In her paper, now published in Acta Musicologica, Dr. Braginskaya notes that "for variety of sonority and quantity of instruments only Fireworks, among Stravinsky's early works, can compare with Funeral Song, still there is, for the sake of lightness, an absence of heavy brass." Though Stravinsky could not later recall the detail of the work, he noted in The Chronicle of My Life that "I can remember the idea at the root of its conception, which was that all the solo instruments of the orchestra filed past the tomb of the master in succession, each laying down its melody as its wreath against a deep background of tremolo murmurings simulating the vibrations of bass voices singing in chorus."

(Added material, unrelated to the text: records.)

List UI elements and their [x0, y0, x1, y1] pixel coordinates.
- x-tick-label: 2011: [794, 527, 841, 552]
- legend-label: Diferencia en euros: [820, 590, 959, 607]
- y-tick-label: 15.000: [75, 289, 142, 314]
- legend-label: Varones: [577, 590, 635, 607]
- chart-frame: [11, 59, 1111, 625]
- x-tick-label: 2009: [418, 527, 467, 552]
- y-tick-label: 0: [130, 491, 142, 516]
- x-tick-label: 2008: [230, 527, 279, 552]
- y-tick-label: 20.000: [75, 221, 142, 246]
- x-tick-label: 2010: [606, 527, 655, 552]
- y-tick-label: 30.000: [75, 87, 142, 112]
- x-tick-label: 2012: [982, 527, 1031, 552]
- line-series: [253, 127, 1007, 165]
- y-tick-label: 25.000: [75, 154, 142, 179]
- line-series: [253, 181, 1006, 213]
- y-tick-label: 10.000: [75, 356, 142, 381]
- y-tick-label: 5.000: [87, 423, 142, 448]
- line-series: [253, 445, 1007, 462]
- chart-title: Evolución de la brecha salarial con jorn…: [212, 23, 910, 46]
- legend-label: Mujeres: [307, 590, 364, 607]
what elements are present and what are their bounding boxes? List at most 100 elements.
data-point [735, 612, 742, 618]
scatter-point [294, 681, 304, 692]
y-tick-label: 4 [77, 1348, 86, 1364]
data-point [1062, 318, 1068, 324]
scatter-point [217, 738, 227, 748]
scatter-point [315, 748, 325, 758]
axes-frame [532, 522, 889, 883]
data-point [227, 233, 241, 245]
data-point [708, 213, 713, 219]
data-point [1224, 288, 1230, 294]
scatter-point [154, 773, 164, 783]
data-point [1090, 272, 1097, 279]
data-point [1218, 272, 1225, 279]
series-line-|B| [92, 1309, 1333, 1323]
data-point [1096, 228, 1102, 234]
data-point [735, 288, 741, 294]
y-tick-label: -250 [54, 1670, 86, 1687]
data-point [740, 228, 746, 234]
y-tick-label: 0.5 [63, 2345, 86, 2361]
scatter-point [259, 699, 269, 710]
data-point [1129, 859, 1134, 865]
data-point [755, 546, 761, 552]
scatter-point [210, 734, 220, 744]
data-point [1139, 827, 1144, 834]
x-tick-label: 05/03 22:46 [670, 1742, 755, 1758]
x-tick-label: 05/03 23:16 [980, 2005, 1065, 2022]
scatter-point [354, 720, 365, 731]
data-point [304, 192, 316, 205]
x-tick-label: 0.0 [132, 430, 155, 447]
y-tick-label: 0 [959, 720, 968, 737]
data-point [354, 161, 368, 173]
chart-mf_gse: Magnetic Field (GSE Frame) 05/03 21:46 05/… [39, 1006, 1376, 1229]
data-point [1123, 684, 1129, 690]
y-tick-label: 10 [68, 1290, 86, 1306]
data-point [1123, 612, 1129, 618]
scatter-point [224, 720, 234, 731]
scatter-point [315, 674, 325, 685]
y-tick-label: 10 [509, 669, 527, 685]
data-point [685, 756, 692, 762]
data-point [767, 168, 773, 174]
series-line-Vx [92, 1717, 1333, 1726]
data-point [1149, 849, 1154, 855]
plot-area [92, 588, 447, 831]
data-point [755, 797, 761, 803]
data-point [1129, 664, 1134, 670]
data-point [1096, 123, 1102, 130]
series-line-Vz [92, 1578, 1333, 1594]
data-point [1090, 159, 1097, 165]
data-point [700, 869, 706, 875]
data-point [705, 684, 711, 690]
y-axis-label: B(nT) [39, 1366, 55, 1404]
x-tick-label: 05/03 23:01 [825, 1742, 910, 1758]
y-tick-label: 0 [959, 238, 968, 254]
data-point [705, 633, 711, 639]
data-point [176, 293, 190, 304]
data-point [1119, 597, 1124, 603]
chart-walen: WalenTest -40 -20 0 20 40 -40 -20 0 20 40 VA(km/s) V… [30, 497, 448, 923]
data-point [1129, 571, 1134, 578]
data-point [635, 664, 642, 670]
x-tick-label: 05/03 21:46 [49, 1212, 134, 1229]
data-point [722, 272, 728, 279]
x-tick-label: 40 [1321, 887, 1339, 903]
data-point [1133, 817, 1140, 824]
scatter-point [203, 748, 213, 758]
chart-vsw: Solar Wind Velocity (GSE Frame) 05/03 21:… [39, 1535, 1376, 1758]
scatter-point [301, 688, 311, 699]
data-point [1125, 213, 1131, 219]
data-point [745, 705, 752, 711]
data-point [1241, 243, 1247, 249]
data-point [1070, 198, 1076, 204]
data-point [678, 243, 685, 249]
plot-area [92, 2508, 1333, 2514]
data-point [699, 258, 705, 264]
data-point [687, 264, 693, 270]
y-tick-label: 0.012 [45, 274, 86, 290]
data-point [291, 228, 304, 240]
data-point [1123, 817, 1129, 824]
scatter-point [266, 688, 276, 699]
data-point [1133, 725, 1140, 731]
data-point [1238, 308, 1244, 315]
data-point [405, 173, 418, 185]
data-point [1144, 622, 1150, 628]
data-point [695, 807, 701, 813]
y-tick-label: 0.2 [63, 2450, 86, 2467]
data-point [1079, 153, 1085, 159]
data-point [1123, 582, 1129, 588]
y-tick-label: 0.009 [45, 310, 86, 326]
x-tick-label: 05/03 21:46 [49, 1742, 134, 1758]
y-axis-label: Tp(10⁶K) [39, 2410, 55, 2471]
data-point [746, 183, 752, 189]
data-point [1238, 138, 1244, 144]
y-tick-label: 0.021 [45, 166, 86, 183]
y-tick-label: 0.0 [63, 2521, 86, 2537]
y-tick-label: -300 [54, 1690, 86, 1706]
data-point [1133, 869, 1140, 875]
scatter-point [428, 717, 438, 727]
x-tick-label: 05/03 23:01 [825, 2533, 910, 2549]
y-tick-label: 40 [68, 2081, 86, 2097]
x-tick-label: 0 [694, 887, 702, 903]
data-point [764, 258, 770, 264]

In terms of Funeral Song's soundworld, Dr. Braginskaya describes a mingling of post-Wagnerian chromaticism with the harmonies of Rimsky-Korsakov, seeing the score beginning "a line of musical commemoration by Stravinsky, through the Symphonies of Wind Instruments in memory of Debussy leading up to the numerous later in memoriam works."

For its return to the concert stage, the score of Funeral Song has been reconstructed from the complete set of parts by Dr. Braginskaya and the St Petersburg Conservatory who will collaborate with Boosey & Hawkes, Stravinsky's principal publisher, in preparing the full score for publication. Boosey & Hawkes is making Funeral Song available for further performance beginning in 2017 in concerts planned by leading orchestras and Stravinsky interpreters.